History on Abraham Lincoln's Death
On the evening of Good Friday on ThisdayinHistory 1865, Abraham Lincoln and his wife Mary Todd attend Laura Keene’s acclaimed performance in Our American Cousin at Ford’s Theater in Washington, D.C. In the middle of act two, actor John Wilkes Booth entered Lincoln’s private theater box unnoticed, and shot the president with a single bullet in the back of his head. Booth jumped onto the stage, breaking his left leg, and shouted, “Sic semper tyrannis! (Ever thus to tyrants!) The South is avenged,” then quickly fled on horseback and escaped Washington.

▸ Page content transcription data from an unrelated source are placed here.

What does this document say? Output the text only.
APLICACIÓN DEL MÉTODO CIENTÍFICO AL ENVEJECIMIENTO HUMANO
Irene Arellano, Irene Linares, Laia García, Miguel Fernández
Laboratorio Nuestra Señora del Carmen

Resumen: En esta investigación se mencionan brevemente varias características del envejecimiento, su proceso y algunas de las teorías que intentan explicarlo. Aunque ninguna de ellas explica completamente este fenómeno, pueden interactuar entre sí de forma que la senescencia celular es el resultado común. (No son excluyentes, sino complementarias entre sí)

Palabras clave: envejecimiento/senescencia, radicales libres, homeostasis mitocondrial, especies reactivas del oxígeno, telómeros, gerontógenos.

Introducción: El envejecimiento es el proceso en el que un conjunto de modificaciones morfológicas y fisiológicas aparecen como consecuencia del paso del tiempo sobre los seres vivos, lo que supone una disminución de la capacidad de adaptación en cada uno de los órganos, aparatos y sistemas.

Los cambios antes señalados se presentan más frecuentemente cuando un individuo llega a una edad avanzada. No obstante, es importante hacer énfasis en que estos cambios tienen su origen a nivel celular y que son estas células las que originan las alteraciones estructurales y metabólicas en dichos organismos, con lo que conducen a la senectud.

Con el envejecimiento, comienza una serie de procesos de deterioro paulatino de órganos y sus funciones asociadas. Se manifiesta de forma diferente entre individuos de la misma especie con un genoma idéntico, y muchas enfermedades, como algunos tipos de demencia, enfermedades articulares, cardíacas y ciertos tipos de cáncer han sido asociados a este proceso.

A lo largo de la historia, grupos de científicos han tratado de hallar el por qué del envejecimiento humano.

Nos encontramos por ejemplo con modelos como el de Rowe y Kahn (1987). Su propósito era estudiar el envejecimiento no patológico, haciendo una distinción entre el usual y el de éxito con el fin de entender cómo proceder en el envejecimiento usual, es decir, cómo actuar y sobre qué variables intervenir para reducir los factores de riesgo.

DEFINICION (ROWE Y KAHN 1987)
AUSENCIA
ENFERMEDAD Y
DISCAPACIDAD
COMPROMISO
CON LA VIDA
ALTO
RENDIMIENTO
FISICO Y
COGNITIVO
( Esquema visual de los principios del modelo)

The president, mortally wounded, was carried to a lodging house opposite Ford’s Theater. An hour after dawn the next morning around 7:22 a.m., Abraham Lincoln died, becoming the first president to be assassinated. His body was taken to the White House, where it lay until April 18, at which point it was carried to the Capitol rotunda to lay in state on a catafalque. On April 21, Lincoln’s body was taken to the railroad station and boarded on a train that conveyed it to Springfield, Illinois, his home before becoming president. Tens of thousands of Americans lined the train’s railroad route and paid their respects to their fallen leader during the train’s solemn progression through the North. Lincoln was buried on May 4, 1865, at Oak Ridge Cemetery, near Springfield.
Booth, pursued by the army and secret service forces, was finally cornered in a barn near Bowling Green, Virginia. Booth remained in the barn as it went up in flames and was then shot and killed by Corporal Boston Corbett. Of the eight other persons eventually charged with the conspiracy, four were hanged and four were jailed.